I got an odd email from ‘Yan’ who, amidst the odd hate and sexist filled remarks that apparently I don’t like people in the WP community, had a legit question:
Seen your post:
But… Your actual robots.txt does not reflect the content of the article. Hmmm…
Well. That was almost 2 years ago. And it never reflected the content of this site. I don’t care if this site has it’s images snagged. I have anti-hotlinking protection in my .htaccess anyway. It’s my other site, my massively major huge gallery with 10G of photos that I protect.
That brings up a point that many people miss about this site. I’m not always talking about what I do here. For example, I talked about making a slide-up bit of code that duplicates WordPress.com’s follow tab. That email setup isn’t here and it never will be. I’m not particularly worried about my followers’ ability to find the sidebar email registration box there. This is a site for slightly more technical people.
However, the site that code is on is a site visited by luddites, primarily. They want their news about their thing in a way that is simple, straightforward, and easy. They need a reminder. Also they share links on social media a lot, so making a slide-up that auto-pops when you come from Facebook or Tumblr or Twitter was the right choice to make sure people knew what was going on and how to sign up. It’s had amazing results.

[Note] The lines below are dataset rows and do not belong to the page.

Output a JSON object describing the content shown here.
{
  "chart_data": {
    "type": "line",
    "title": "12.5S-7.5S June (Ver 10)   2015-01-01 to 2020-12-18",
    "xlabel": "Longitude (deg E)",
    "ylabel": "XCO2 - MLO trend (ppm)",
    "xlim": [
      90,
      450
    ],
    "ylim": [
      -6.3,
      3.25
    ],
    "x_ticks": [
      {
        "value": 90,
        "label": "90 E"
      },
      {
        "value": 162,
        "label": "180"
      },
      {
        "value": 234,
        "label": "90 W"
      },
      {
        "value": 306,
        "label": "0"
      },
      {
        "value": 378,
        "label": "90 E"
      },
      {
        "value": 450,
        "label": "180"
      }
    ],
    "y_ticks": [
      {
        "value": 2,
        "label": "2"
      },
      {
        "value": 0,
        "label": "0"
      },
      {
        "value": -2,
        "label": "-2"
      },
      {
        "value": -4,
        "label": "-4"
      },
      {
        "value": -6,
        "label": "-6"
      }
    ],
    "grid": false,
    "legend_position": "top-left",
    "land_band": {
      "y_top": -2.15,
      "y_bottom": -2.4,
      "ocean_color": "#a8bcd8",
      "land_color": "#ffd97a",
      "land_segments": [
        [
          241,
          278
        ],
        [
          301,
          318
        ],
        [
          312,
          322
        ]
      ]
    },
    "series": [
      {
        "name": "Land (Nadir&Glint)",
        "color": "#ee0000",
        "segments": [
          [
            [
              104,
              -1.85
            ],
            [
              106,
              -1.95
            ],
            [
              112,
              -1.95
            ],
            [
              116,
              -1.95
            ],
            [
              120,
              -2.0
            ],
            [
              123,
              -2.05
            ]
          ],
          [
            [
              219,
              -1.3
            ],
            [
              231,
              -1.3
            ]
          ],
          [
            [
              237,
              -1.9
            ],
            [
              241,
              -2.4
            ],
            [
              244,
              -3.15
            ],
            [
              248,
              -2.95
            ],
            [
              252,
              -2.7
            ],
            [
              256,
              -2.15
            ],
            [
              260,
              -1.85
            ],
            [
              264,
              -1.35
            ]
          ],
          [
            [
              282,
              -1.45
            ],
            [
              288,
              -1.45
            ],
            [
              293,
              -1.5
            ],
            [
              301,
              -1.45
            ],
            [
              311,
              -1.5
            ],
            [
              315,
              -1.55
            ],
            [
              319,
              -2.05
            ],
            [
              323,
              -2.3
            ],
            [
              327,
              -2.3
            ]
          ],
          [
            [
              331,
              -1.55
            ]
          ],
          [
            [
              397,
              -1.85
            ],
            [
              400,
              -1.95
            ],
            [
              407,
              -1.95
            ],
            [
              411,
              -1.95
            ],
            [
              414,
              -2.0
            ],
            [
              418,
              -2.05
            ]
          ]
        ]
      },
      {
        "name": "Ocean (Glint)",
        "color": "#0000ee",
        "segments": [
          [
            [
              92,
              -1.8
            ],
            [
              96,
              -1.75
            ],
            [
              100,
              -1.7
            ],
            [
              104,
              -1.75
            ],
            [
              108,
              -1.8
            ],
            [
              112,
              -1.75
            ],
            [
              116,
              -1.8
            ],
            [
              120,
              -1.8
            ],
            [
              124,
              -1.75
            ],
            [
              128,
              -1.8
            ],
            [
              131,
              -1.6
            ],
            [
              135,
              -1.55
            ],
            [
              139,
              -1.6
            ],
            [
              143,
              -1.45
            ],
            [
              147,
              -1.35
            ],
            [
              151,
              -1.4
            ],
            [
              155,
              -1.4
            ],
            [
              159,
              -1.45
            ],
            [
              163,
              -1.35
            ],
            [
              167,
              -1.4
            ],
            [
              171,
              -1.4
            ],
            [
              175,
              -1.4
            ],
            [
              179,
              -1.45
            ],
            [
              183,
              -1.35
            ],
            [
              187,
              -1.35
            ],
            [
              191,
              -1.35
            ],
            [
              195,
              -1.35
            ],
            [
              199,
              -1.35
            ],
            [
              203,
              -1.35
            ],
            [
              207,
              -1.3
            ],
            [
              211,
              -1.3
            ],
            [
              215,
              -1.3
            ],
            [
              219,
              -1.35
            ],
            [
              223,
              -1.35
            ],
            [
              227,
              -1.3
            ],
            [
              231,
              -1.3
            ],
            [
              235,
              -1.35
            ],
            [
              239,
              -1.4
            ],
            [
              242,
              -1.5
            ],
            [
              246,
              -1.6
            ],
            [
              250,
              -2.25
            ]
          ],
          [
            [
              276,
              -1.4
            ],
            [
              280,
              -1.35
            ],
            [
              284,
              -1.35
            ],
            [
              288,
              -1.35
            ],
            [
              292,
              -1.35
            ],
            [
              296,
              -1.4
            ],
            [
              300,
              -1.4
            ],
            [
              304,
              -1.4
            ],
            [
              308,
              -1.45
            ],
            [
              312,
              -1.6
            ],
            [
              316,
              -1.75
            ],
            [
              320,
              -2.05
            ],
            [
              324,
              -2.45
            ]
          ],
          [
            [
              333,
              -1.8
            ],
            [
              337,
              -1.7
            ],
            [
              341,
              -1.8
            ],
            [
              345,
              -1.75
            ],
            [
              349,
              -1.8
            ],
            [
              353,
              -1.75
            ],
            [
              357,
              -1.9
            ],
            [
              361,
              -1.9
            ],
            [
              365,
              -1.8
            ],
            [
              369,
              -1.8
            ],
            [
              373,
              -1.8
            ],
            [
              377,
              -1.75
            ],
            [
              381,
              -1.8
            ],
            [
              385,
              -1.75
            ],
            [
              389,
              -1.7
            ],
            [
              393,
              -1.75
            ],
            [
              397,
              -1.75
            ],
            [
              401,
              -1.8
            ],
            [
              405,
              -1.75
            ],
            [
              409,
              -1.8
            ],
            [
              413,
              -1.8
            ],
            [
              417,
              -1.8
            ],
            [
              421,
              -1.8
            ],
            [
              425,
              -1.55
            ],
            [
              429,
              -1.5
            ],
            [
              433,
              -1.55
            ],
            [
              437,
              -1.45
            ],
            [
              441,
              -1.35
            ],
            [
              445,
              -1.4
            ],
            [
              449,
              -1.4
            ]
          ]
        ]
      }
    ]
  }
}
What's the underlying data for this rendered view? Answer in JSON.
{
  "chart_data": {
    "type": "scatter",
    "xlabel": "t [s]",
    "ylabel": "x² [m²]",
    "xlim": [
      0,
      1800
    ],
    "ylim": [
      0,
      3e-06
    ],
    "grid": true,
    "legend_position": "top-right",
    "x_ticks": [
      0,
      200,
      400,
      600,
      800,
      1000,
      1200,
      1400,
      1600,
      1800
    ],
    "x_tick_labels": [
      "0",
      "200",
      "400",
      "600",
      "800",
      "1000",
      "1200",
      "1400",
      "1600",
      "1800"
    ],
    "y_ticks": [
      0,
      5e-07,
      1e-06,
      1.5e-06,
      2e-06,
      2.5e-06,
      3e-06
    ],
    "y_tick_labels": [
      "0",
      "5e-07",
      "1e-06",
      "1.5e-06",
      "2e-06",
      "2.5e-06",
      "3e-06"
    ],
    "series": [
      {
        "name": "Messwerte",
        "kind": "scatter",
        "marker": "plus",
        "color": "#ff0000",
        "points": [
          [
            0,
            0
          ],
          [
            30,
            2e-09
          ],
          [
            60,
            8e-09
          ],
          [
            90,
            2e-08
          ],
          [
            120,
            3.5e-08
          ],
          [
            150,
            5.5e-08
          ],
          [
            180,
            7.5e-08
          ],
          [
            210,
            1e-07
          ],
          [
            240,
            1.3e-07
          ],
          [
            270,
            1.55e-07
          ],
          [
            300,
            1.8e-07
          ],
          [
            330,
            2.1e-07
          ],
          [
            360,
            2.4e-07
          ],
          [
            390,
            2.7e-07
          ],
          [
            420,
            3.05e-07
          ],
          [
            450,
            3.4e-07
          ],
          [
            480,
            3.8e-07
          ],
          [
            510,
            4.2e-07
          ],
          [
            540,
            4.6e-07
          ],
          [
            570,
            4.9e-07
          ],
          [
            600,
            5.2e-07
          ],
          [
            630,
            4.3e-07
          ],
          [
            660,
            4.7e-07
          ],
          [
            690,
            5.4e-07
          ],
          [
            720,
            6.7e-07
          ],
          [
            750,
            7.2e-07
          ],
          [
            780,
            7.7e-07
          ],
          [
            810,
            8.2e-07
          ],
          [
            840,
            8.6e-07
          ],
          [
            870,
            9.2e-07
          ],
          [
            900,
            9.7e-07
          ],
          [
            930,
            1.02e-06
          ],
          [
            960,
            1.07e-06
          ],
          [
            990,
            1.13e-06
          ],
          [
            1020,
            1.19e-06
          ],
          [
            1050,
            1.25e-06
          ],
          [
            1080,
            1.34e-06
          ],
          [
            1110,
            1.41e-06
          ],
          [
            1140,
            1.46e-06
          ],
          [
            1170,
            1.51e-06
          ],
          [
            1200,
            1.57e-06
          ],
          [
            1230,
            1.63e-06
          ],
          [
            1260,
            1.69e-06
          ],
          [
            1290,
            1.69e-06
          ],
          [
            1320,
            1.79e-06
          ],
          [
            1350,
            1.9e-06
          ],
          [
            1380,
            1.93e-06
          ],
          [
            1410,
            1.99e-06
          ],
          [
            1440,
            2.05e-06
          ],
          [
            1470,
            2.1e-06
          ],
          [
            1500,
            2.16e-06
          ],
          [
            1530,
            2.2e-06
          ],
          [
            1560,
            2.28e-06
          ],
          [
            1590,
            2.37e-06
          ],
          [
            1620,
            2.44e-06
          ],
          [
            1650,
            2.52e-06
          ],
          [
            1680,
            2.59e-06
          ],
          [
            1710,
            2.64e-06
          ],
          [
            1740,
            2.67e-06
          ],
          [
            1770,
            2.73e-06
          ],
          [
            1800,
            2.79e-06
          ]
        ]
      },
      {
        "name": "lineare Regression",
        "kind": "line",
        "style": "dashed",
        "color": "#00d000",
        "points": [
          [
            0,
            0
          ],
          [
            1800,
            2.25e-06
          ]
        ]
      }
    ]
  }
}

There are lessons I learn from running multiple sites and I bring them all back here to people who would appreciate them.
Now if people wonder, yes I do think that Google’s still evil for how they hotlink images. Of course, I’d think them equally evil for copying my images. Image search is just a really messy thing. The two options you get for it is that either Google has a copy of all the images on the planet or they hotlink. Even assuming they’re clever enough to protect themselves from duplicate images using some sort of super powerful algorithm, you get those options and each has a problem. If you’ve copied everything, you have to have a file server the likes of which would make the pyramids look teeny tiny, and in both cases you need a database with enough speed to stop us all from running Google Pagespeed tests on Google.
Am I the only one who does that? Oh. Sorry.
We’re talking about Google being evil and robots.txt files. The site that I do block Google Images on has a very large robots:
User-Agent: * # My stuff Disallow: /cgi_bin/ # WordPress Disallow: /trackback/ Disallow: /blog/ Disallow: /wp/ Disallow: /wordpress/wp-admin/ Disallow: /wordpress/wp-includes/ Disallow: /wordpress/xmlrpc.php Disallow: /wp-admin/ Disallow: /wp-content/ Disallow: /wp-includes/ Disallow: /xmlrpc.php Disallow: /wp- # Gallery Disallow: /gallery/albums/ Disallow: /gallery/themes/ Disallow: /gallery/zp-core/ Disallow: /gallery/zp-data/ Disallow: /gallery/page/search/ Disallow: /gallery/uploaded/ Disallow: /gallery/rss.php Disallow: /gallery/rss-comments.php Disallow: /gallery/README.html Disallow: /gallery/rss-news-comments.php Disallow: /gallery/rss-news.php # Wiki Disallow: /wiki/images/ Disallow: /wiki/bin/ Disallow: /wiki/cache/ Disallow: /wiki/config/ Disallow: /wiki/docs/ Disallow: /wiki/extensions/ Disallow: /wiki/languages/ Disallow: /wiki/maintenance/ Disallow: /wiki/math/ Disallow: /wiki/public/ Disallow: /wiki/serialized/ Disallow: /wiki/tests/ Disallow: /wiki/skins/ Disallow: /wiki/t/ Disallow: /wiki/index.php User-agent: Mediapartners-Google Allow: / User-agent: Adsbot-Google Allow: / User-agent: Googlebot-Image Disallow: / User-agent: Googlebot-Mobile Allow: / User-agent: Browsershots Allow: / User-agent: Dotbot Allow: /
So yes, actually, I am still using that code. There you are.